Guggenheim analyst John DiFucci argued Wednesday that, like a chatbot’s misfired answer, this pessimistic view is “a hallucination.” Software firms, he said, are “one of the best opportunities for patient investors” and, at least for a day, investors came around to the idea that the prevailing sentiment might be overblown.

Apocalypse Not Now

Fear that AI will make traditional software offerings obsolete has been a leading motivator for investors in 2026: The iShares Expanded Tech-Software Sector ETF has tumbled 12.4%. At the same time, the Nasdaq Composite, an indicator of the broader technology sector’s health, has climbed 12.2%. A rise in redemption requests in the private credit industry, which has led some overwhelmed funds to cap withdrawals, has been partly driven by investors’ concerns that they’re too exposed to software firms.

DiFucci said the deep selloff has reached the point where it has created a buying opportunity. “Valuations imply many software companies will decline into perpetuity because of AI,” he wrote in an investor note. “We don’t believe that to be true.” He upgraded software firms Check Point Software, Salesforce and ServiceNow, and their shares rose 2.9%, 4.2% and 6.6%, respectively. Check Point is trading at 12.6 times its forward earnings, and Salesforce at 11.5, significantly lower than a year ago and well below the Nasdaq Composite’s average of 23.2. ServiceNow’s 23.7 forward price-to-earnings ratio is a fraction of the 62.1 a year ago.

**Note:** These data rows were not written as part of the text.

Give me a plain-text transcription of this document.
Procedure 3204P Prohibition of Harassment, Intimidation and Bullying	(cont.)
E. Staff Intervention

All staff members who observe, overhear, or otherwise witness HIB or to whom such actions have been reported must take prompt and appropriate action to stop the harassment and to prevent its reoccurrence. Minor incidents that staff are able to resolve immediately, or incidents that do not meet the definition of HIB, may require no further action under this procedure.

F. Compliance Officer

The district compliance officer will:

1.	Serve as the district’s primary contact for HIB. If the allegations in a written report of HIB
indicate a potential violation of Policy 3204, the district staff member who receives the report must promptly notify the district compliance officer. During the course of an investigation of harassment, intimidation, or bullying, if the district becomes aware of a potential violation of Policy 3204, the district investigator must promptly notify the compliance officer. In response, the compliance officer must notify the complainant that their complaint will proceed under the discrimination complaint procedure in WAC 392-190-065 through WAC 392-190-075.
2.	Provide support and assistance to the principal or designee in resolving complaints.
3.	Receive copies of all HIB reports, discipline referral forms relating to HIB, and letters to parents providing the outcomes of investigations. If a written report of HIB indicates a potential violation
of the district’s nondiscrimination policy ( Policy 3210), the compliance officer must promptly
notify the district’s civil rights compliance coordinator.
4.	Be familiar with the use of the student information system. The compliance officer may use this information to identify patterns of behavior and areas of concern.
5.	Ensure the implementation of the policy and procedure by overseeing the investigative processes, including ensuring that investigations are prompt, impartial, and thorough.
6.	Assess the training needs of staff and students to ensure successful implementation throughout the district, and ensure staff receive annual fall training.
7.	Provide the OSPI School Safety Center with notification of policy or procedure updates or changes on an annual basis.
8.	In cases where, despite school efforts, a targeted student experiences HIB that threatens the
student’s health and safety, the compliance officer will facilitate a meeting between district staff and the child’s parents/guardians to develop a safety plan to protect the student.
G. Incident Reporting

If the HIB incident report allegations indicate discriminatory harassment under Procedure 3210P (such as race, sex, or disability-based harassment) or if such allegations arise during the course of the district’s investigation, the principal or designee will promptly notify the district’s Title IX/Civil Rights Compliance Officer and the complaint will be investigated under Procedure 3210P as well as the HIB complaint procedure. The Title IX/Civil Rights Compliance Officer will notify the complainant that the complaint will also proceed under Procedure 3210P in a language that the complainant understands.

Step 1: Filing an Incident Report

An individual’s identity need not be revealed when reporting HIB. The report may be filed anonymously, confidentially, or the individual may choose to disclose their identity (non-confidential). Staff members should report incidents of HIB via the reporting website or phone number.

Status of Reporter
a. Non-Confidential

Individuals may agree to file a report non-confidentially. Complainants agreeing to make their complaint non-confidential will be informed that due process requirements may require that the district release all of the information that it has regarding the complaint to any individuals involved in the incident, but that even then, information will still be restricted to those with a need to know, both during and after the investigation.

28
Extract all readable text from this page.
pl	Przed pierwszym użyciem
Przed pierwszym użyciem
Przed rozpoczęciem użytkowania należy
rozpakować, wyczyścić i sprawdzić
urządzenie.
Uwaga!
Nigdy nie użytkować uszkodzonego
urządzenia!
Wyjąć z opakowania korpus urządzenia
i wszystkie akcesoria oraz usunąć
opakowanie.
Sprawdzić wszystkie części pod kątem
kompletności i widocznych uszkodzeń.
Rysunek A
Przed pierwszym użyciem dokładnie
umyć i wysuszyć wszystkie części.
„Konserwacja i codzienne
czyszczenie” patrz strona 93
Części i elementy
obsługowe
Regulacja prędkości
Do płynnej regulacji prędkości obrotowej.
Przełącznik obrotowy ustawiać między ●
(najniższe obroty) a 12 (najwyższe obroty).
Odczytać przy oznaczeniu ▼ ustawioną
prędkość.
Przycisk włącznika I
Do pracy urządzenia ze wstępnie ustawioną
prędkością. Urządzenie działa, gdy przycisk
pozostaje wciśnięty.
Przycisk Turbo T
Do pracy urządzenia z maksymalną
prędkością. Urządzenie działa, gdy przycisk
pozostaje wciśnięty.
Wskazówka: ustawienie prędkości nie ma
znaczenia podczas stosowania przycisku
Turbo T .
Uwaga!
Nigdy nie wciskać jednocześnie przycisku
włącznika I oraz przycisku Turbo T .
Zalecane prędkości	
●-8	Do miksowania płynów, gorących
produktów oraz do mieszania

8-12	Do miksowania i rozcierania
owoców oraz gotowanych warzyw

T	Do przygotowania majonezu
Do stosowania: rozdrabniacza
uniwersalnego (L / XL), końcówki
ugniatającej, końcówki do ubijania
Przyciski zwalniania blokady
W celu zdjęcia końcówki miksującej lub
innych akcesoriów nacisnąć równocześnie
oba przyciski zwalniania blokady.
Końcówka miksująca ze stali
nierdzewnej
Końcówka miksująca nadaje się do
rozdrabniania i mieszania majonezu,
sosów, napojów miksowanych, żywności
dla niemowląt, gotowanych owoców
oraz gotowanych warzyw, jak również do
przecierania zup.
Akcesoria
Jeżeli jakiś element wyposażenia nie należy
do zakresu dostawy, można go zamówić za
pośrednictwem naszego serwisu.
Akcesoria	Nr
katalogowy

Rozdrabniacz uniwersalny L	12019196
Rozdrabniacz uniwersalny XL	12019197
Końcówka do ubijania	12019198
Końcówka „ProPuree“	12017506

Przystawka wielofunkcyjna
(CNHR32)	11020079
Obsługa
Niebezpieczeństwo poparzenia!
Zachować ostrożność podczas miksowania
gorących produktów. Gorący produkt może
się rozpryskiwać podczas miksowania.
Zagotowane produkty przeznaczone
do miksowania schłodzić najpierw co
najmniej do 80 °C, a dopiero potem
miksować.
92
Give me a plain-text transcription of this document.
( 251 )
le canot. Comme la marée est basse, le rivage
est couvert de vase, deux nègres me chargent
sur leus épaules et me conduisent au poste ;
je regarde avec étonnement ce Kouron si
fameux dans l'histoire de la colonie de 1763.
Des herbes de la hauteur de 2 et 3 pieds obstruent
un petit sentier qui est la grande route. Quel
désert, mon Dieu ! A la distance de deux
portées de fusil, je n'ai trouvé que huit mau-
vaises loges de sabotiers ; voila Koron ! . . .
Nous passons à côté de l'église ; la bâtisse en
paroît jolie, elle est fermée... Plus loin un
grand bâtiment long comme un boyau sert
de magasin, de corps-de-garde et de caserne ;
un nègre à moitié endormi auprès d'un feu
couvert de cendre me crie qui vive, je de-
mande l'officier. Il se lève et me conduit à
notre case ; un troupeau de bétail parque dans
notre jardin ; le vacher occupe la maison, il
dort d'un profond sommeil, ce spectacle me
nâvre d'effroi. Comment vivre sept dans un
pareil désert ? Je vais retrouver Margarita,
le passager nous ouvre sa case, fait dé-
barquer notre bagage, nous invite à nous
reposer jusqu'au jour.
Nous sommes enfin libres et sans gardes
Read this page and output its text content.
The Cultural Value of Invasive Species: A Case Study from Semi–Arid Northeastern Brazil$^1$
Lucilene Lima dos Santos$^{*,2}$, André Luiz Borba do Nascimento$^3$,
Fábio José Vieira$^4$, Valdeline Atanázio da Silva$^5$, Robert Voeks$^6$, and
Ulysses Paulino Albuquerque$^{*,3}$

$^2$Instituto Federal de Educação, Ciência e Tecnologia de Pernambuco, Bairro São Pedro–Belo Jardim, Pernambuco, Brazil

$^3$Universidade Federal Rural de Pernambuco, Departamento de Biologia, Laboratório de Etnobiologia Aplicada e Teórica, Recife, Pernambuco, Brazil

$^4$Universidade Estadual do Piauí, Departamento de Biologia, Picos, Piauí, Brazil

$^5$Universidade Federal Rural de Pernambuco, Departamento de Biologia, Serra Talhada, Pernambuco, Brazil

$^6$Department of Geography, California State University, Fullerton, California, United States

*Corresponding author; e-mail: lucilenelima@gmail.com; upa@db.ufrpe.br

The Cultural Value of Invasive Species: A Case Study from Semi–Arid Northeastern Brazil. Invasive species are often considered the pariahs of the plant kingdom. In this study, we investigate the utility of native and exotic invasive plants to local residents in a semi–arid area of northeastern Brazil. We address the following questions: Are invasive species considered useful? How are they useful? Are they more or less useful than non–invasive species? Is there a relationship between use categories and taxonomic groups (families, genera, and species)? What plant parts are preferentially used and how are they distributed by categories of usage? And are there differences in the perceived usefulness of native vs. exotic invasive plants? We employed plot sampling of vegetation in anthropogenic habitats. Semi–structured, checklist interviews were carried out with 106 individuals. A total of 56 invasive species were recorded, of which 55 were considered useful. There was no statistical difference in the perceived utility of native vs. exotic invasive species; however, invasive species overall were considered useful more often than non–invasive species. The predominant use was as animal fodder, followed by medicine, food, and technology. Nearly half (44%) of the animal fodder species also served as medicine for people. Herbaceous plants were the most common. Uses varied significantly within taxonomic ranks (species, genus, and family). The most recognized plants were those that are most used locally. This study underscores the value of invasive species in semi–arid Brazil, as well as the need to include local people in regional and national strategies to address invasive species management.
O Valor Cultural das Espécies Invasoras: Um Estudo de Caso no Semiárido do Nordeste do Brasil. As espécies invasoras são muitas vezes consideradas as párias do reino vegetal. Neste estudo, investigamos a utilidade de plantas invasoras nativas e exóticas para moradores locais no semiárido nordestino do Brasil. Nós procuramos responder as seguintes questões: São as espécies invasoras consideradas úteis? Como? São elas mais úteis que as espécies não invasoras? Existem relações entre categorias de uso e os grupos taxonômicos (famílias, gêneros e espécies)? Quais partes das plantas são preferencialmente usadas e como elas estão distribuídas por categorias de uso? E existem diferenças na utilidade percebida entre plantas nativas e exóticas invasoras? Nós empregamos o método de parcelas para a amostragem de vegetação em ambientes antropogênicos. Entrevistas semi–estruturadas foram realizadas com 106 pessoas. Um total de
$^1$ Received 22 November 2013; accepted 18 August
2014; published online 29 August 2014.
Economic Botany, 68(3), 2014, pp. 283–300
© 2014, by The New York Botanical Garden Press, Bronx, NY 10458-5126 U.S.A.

  • While DiFucci acknowledges AI represents a “technology paradigm shift,” he made the simple argument that there “is significant staying power in enterprise software. If a company is using it to help run its business, it will continue to use it.’” 
  • For this reason, he said Guggenheim believes software firms will “at least persist (if not continue to grow at reasonable rates in many instances); they’re trading as if they will not, making for one of the best opportunities for patient investors in our careers.”

Trading Up: The software sector benefited from turbocharged spending by companies that adopted work-from-home policies during the pandemic, leading to a corrective slump in recent years. DiFucci said if revenue growth stabilizes, companies “currently trading as if they’ll decline into perpetuity” will “trade as if they’ll at least be stagnant, if not grow modestly into perpetuity.” Guggenheim’s $188 target price for Check Point and $228 target price for Salesforce both imply a roughly 40% upside from Wednesday’s close. Its $128 target for ServiceNow implies a 21% upside.